Good Lord, that hit me right in the chest. I suppose I had better get on with it.
MORE!
- Here’s your first look at PlayStation VR 2 hardware. Sony says the design “was inspired by the look of the PS5 family of products,” but it’s nowhere near that bad, thankfully.
- Square Enix president Yosuke Matsuda says that Crystal Dynamics’ jolly nice Guardians Of The Galaxy tie-in “undershot our initial expectations”, which I think says more about Square Enix’s expectations than it does the game’s quality. I thought the marketing failed to play up to the game’s strengths, focusing more on its lukewarm combat than the witty interplay between its characters. And I doubt the fact that Square Enix games tend to plummet in price within weeks of release helped much, either. Ho hum.
- There will be no mainline Call Of Duty release next year, Bloomberg reckons, though a free-to-play game will launch in its stead. Supposedly the decision was taken before the Microsoft acquisition, but as I’ve said before, I’d be surprised if this sort of thing didn’t become more common once the deal completes.
- Bethesda’s PC launcher is shutting down, with all the publisher’s titles moving over to Steam. One assumes Battlenet will go the same way before long, once the antitrust bods have waved the deal through.

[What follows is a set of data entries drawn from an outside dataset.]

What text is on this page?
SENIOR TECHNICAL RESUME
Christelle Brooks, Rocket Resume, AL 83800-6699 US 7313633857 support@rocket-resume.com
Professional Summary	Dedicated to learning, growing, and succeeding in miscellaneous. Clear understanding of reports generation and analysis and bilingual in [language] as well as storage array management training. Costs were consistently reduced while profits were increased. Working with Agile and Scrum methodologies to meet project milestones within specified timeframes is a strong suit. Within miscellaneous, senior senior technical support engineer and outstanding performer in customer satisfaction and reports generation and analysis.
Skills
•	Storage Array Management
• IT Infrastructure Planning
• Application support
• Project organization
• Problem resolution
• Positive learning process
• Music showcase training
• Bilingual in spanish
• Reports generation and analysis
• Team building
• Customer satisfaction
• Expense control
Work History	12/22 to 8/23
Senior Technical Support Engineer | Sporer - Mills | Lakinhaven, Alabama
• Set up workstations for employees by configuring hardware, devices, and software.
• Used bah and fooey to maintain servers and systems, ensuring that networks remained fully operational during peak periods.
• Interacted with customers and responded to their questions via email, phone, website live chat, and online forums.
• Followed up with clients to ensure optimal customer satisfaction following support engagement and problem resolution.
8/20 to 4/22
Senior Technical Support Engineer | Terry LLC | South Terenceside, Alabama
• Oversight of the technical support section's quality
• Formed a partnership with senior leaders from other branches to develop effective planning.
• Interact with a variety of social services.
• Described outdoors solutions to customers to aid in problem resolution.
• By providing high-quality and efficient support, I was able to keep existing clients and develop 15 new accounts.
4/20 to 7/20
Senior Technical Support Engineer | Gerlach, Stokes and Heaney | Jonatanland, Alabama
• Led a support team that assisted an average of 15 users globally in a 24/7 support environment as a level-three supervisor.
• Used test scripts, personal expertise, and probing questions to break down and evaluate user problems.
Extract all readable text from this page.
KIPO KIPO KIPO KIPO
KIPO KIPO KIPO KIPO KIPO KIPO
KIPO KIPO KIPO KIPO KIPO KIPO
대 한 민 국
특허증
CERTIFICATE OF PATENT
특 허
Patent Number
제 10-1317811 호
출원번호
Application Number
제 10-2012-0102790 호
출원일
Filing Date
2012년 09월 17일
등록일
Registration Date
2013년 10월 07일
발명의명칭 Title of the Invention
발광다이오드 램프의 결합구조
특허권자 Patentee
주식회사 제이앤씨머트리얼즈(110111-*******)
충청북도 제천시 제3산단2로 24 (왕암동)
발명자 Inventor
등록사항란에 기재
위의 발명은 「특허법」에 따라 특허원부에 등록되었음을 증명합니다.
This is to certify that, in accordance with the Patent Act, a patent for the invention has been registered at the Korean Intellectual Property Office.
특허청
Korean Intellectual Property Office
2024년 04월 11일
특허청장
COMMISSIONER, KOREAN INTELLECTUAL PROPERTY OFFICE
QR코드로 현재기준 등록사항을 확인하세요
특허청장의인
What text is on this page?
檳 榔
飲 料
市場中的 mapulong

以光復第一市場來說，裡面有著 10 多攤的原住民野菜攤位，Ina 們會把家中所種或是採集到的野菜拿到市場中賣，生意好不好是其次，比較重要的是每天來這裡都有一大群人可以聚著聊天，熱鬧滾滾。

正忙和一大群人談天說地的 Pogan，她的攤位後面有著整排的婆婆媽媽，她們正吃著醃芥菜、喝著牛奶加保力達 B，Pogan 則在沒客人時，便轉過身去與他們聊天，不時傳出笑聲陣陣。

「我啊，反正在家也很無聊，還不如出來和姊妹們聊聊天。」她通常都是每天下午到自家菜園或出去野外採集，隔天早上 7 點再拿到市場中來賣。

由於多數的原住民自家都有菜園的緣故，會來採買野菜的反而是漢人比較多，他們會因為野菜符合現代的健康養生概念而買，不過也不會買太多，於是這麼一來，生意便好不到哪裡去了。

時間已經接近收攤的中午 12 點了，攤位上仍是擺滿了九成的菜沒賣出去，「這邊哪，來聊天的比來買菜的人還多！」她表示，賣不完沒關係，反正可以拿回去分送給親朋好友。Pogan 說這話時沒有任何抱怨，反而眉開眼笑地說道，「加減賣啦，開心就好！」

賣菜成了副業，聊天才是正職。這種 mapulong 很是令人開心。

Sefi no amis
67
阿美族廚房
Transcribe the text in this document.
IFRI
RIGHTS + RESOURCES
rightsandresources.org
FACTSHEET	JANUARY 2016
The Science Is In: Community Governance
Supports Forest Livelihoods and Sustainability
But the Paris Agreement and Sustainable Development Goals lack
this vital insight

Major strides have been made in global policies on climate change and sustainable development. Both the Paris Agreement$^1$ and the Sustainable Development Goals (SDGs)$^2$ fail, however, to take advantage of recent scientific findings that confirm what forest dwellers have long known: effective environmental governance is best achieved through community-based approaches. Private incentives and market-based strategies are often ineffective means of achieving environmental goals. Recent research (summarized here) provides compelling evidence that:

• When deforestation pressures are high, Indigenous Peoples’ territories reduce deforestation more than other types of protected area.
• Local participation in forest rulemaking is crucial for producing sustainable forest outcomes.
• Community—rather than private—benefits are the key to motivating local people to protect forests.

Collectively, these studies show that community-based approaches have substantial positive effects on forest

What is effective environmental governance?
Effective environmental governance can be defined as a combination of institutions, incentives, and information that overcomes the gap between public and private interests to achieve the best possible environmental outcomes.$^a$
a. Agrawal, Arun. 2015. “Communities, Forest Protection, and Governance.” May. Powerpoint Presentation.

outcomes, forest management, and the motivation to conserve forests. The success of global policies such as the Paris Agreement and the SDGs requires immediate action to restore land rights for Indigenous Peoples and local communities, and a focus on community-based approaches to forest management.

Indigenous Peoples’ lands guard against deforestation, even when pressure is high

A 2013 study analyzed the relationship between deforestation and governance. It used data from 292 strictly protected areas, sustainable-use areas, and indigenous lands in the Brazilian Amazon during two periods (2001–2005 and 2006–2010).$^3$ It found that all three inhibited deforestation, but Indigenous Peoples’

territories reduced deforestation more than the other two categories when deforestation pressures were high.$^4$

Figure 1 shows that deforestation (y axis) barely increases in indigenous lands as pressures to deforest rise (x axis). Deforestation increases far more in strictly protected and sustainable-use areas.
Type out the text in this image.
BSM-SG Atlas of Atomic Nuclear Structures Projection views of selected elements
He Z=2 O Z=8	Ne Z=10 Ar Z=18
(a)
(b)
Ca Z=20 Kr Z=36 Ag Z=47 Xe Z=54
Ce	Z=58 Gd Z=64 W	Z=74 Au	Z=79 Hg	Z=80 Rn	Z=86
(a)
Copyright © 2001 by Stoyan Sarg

- Tencent has bought Inflexion Games, the studio set up by former BioWare GM Aaryn Flynn, from Improbable, maker of the cloud-computing platform SpatialOS. The latter announced a shift away from internal game development last month, apparently; not sure how I missed that since it seems quite significant, though far from surprising. Inflexion’s debut game, a fantasy-survival jobber titled Nightingale, began its move away from SpatialOS last summer.
- Apple has been hit with five separate $5.7m fines by regulators in the Netherlands over its failure to allow the use of thirdparty payment systems, flouting an order from the nation’s Authority for Consumers and Markers.
There we go! I will now go and see if I can finally kill [REDACTED]. Have yourselves a fine couple of days, do the things with the buttons below, and I’ll see you on Friday unless I hit another Miyazaki-shaped wall in the meantime.